10. Mais, parmi ces chrétiens qui errent, séduits par des pervers, il peut y avoir des brebis du Christ qu’il faille ramener au bercail ; on doit donc tempérer la sévérité et conserver la mansuétude, et amener les dissidents, par les exils et les dommages, à considérer ce qu’ils souffrent et pourquoi ils souffrent et leur apprendre à préférer aux vaines rumeurs et aux calomnies des hommes les Écritures qu’ils lisent. Qui de nous, qui de vous ne loue les lois des empereurs contre les sacrifices des païens ? Et certes la peine ici portée est bien autrement sévère, car cette impiété est punie par la peine capitale. En ce qui vous regarde, les répressions sont plutôt un avertissement pour que vous renonciez à l’erreur, que la punition d’un crime. Car on peut aussi dire de vous, peut-être, ce que l’Apôtre dit des juifs : « Je leur rends ce témoignage qu’ils ont du zèle pour Dieu, mais non pas selon la science. Car ne connaissant pas la justice de Dieu et voulant établir leur propre justice, ils ne se sont point soumis à celle de Dieu[2]. » Voulez-vous en effet autre chose que d’établir votre propre justice, quand vous dites qu’il n’y a de justifiés que ceux qui auront pu être baptisés par vous ? Entre vous et les juifs dont parle ainsi l’Apôtre, la différence, c’est que vous avez les sacrements chrétiens, et qu’ils ne les ont pas encore. Quant au reste, quant à leur ignorance de la justice de Dieu et à leurs efforts pour établir leur propre justice, quant à leur zèle pour Dieu mais qui n’est pas selon la science, vous êtes entièrement semblables, excepté pourtant ceux d’entre vous qui, sachant bien où est la vérité, cèdent à leur perversité et osent la combattre : ce degré d’impiété surpasse peut-être l’idolâtrie. Mais, parce qu’ils ne peuvent pas être aisément convaincus (car ce mal est caché dans l’âme), on vous regarde tous comme moins éloignés de nous que les païens, et c’est pourquoi on vous traite avec moins de sévérité. Ce que je dis ici peut se dire également soit de tous les hérétiques qui, tout en conservant les sacrements chrétiens, demeurent séparés de la vérité ou de l’unité du Christ, soit de tous les donatistes.
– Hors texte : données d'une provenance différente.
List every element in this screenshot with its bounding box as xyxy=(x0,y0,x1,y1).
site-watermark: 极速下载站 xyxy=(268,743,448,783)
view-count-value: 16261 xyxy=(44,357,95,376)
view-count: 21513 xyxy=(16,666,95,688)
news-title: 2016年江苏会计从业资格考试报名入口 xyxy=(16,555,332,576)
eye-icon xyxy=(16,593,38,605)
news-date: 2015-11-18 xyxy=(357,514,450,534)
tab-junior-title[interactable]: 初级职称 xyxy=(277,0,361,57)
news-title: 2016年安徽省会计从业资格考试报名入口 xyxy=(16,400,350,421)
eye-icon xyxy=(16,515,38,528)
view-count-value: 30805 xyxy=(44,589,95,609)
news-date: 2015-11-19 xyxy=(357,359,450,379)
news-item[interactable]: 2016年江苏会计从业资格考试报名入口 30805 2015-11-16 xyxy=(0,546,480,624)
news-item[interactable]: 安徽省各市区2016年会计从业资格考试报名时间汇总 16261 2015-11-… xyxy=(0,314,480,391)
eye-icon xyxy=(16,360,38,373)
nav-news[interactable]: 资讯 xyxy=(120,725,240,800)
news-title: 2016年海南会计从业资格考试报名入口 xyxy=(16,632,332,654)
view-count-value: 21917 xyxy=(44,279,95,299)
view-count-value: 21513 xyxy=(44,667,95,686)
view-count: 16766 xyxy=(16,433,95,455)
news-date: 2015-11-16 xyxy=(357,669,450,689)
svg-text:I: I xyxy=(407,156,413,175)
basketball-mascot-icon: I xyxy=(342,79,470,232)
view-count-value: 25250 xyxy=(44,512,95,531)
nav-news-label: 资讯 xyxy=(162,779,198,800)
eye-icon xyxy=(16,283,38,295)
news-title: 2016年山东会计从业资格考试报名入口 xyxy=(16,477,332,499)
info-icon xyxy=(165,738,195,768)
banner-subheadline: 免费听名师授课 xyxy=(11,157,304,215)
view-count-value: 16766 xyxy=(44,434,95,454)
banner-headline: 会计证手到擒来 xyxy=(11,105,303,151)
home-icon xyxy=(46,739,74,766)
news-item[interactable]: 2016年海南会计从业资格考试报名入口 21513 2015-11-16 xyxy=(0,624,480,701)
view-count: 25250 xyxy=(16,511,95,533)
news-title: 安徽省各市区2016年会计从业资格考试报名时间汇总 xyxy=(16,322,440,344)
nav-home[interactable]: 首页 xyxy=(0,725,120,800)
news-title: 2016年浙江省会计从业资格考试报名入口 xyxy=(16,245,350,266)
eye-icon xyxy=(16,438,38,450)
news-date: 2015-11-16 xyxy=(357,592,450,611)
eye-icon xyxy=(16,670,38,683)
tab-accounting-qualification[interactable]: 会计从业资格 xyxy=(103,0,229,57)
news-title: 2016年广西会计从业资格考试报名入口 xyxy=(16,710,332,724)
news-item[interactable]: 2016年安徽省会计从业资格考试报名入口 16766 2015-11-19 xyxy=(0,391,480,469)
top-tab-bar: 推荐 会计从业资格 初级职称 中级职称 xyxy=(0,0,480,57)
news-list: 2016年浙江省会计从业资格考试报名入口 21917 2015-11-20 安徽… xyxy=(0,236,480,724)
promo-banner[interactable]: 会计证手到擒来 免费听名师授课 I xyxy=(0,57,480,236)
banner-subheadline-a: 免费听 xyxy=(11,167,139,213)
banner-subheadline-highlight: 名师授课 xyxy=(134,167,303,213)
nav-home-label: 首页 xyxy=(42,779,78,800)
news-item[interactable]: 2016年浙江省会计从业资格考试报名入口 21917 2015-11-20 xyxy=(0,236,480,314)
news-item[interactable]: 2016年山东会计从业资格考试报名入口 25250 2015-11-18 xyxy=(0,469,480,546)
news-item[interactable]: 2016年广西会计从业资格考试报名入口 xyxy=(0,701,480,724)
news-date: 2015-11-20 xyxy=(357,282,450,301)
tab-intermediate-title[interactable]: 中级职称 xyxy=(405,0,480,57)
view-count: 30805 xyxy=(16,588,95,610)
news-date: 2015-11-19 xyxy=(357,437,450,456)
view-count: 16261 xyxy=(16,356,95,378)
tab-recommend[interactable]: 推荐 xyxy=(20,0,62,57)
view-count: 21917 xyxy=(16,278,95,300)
11. En ce qui vous touche, vous qui non-seulement vous appelez donatistes, comme on appelle communément ceux du parti de Donat, mais qui portez proprement le nom de rogatistes à cause de Rogat, vous paraissez plus doux, il est vrai, parce que vous n’exercez pas de ravages avec les troupeaux furieux de circoncellions ; mais on ne dit pas qu’une bête est douce, si elle n’a blessé personne uniquement parce qu’elle n’a ni dents ni ongles. Vous assurez que vous ne voulez faire aucun mal, mais je crois que vous ne le pourriez pas. Vous êtes en effet trop peu nombreux pour oser vous remuer, quand même vous le désireriez, contre les multitudes qui vous sont contraires. Mais supposons que vous ne veuillez pas non plus ce que vous ne pouvez pas ; vous connaissez la parole de l’Évangile : « Si quelqu’un veut vous prendre votre tunique et plaider contre vous, laissez-lui votre manteau[3] ; » supposons que vous compreniez, que vous aimiez cette parole au point de ne songer à opposer à ceux qui vous persécutent, aucune injure, ni même aucun droit ; Rogat, votre chef, ne l’a certes pas entendue ni pratiquée ainsi, lui qui, réclamant je ne sais quoi que vous disiez être à vous, batailla avec une si ardente ténacité, même devant les tribunaux. Si on lui avait dit : Quel apôtre pour la cause de la foi défendit-il jamais ses intérêts en justice, comme vous m’avez dit dans votre lettre Quel apôtre pour la cause de la foi envahit-il jamais les biens d’autrui ? Il n’aurait trouvé dans les divins livres aucun exemple d’un fait pareil ; cependant peut-être aurait-il trouvé une véritable défense, s’il était resté dans la véritable Église et s’il ne s’était pas servi de ce nom sacré – pour posséder effrontément quelque chose.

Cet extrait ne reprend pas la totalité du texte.